Bibipur Model
- Country: India
- Inception: 2016
- Founder: Sunil Jaglan
- Motive: Women's empowerment
- Full name: Bibipur Model of Women Empowerment and Village Development

= Bibipur Model =

Social program in Haryana, India

Bibipur Model of Women Empowerment and Village Development, commonly known as the Bibipur Model, is a program aimed at promoting gender equality and enhancing the socio-economic conditions of women in rural India.

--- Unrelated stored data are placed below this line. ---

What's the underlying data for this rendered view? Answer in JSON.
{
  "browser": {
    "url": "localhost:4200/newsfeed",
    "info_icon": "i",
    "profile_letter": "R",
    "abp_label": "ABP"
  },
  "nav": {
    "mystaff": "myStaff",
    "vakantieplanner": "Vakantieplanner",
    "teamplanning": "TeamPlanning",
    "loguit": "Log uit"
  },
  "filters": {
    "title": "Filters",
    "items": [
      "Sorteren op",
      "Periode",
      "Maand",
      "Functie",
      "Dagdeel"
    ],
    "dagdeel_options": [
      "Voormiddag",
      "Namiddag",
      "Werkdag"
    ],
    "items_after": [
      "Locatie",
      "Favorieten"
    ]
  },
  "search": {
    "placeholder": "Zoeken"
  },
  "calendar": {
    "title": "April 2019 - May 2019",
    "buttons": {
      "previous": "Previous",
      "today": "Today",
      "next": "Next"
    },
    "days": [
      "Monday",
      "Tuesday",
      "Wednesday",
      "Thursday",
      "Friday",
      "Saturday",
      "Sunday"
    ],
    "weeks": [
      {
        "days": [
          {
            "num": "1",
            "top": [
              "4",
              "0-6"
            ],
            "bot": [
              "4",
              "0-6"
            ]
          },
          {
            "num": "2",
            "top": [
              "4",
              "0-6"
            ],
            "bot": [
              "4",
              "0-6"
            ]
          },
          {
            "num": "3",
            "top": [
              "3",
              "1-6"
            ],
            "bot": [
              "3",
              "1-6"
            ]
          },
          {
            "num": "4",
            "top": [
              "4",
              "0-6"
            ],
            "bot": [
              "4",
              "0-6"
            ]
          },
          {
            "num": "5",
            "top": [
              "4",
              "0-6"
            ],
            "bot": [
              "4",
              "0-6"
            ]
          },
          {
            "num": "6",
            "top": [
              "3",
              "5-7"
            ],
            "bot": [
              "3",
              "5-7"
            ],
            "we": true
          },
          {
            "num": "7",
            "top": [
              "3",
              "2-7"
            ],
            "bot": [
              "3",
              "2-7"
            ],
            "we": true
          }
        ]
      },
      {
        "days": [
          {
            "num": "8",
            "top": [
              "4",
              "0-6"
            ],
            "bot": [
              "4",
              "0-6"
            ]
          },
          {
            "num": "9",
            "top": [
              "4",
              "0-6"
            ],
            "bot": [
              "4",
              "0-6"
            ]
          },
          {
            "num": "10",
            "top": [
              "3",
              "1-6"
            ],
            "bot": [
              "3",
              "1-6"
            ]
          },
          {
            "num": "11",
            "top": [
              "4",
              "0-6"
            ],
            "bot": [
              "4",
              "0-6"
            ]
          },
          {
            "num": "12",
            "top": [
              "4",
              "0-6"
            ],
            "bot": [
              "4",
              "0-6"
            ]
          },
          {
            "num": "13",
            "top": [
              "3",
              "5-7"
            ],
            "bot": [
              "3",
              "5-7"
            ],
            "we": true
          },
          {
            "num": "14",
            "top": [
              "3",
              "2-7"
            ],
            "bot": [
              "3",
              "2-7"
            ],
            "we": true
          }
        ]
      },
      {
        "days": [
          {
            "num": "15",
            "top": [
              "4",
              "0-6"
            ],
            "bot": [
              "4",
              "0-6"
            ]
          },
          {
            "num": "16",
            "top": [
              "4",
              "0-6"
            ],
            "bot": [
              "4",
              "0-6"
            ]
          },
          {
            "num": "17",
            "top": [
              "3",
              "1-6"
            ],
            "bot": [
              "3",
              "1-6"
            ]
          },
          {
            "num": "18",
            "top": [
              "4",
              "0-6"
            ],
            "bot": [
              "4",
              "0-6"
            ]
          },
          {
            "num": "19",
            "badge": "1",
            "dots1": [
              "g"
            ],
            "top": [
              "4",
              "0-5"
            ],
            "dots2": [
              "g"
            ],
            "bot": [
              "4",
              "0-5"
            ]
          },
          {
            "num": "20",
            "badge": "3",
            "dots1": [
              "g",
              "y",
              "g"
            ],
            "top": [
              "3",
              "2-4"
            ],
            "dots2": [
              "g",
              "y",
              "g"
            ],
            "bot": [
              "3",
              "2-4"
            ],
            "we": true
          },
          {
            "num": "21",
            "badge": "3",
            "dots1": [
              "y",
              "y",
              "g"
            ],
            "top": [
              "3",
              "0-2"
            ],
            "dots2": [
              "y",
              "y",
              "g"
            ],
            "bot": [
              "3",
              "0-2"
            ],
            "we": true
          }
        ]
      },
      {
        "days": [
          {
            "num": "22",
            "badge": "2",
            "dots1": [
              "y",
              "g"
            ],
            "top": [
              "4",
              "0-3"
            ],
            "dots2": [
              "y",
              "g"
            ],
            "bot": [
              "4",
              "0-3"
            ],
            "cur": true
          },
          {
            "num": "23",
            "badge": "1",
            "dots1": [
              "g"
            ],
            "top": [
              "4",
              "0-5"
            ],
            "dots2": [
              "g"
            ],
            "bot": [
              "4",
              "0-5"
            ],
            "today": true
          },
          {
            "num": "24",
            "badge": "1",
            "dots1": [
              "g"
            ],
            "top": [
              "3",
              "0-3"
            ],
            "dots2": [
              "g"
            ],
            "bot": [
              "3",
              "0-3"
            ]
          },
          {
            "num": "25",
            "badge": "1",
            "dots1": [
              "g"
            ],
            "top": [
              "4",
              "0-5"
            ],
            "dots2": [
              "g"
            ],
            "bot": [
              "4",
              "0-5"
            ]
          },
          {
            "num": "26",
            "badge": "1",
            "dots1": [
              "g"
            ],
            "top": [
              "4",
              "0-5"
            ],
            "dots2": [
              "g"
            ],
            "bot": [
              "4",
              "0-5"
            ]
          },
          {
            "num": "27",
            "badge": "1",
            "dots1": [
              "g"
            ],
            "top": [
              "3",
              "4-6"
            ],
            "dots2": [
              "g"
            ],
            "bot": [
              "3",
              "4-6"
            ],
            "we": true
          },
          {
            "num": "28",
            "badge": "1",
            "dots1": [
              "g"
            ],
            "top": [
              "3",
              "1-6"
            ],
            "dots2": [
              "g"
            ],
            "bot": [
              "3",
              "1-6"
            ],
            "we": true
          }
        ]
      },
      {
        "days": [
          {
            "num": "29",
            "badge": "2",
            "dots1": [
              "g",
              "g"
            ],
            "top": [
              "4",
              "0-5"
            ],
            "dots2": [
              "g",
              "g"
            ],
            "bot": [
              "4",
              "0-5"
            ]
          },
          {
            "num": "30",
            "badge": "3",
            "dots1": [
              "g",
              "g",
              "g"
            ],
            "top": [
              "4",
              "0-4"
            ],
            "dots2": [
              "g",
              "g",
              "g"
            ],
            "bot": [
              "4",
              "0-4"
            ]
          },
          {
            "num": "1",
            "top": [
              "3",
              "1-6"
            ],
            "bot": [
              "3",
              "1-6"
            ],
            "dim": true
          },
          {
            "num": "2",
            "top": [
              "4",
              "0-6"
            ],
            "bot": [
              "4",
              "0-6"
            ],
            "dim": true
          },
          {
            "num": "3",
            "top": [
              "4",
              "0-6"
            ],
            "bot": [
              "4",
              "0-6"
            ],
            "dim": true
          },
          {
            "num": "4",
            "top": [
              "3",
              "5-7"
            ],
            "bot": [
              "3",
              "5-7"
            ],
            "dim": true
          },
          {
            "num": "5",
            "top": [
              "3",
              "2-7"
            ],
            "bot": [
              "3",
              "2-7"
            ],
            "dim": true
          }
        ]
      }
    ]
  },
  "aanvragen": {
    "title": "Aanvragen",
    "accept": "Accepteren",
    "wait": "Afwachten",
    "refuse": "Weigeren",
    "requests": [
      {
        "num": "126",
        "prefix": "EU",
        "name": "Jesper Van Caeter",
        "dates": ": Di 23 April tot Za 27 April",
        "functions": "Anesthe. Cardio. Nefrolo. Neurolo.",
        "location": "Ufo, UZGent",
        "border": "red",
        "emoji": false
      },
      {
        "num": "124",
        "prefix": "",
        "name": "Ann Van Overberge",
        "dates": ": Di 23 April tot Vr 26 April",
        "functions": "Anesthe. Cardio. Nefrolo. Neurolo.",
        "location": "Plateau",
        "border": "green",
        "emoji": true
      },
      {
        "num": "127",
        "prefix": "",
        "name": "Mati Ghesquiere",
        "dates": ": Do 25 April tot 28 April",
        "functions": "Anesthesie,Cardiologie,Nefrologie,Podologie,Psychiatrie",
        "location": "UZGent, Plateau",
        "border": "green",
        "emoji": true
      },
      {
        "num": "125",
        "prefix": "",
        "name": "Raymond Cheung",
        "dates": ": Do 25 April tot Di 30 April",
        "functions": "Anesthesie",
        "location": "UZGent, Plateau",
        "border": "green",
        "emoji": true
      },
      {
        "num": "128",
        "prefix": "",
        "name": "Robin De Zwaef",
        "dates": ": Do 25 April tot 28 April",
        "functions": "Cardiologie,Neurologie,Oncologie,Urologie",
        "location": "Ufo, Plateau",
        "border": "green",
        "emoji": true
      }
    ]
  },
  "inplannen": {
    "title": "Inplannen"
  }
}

It was introduced by Sunil Jaglan, a former sarpanch of Bibipur village in 2016, and gained national recognition when it was adopted in 2017 by the former President of India Pranab Mukherjee for implementation in 100 villages across Haryana.

== Background ==
The Bibipur Model was conceived as a response to the pervasive gender discrimination and societal biases prevalent in rural India. The initiative aims to empower women and promote gender equality through various strategies, including community engagement and awareness campaigns.

== Area of work ==
The model aims to empower women by encouraging them to participate in decision-making and governance. It seeks to develop villages by addressing issues like female foeticide, education, health, and property rights. The model also aims to fight gender bias by encouraging women to attend meetings and speak up about their concerns, and works to ban abusive slurs against women by encouraging open discussions in the gram sabha.

== Implementation ==

- In 2017, President Pranab Mukherjee adopted 100 villages in Haryana and asked Jaglan to help implement the Bibipur model in those villages.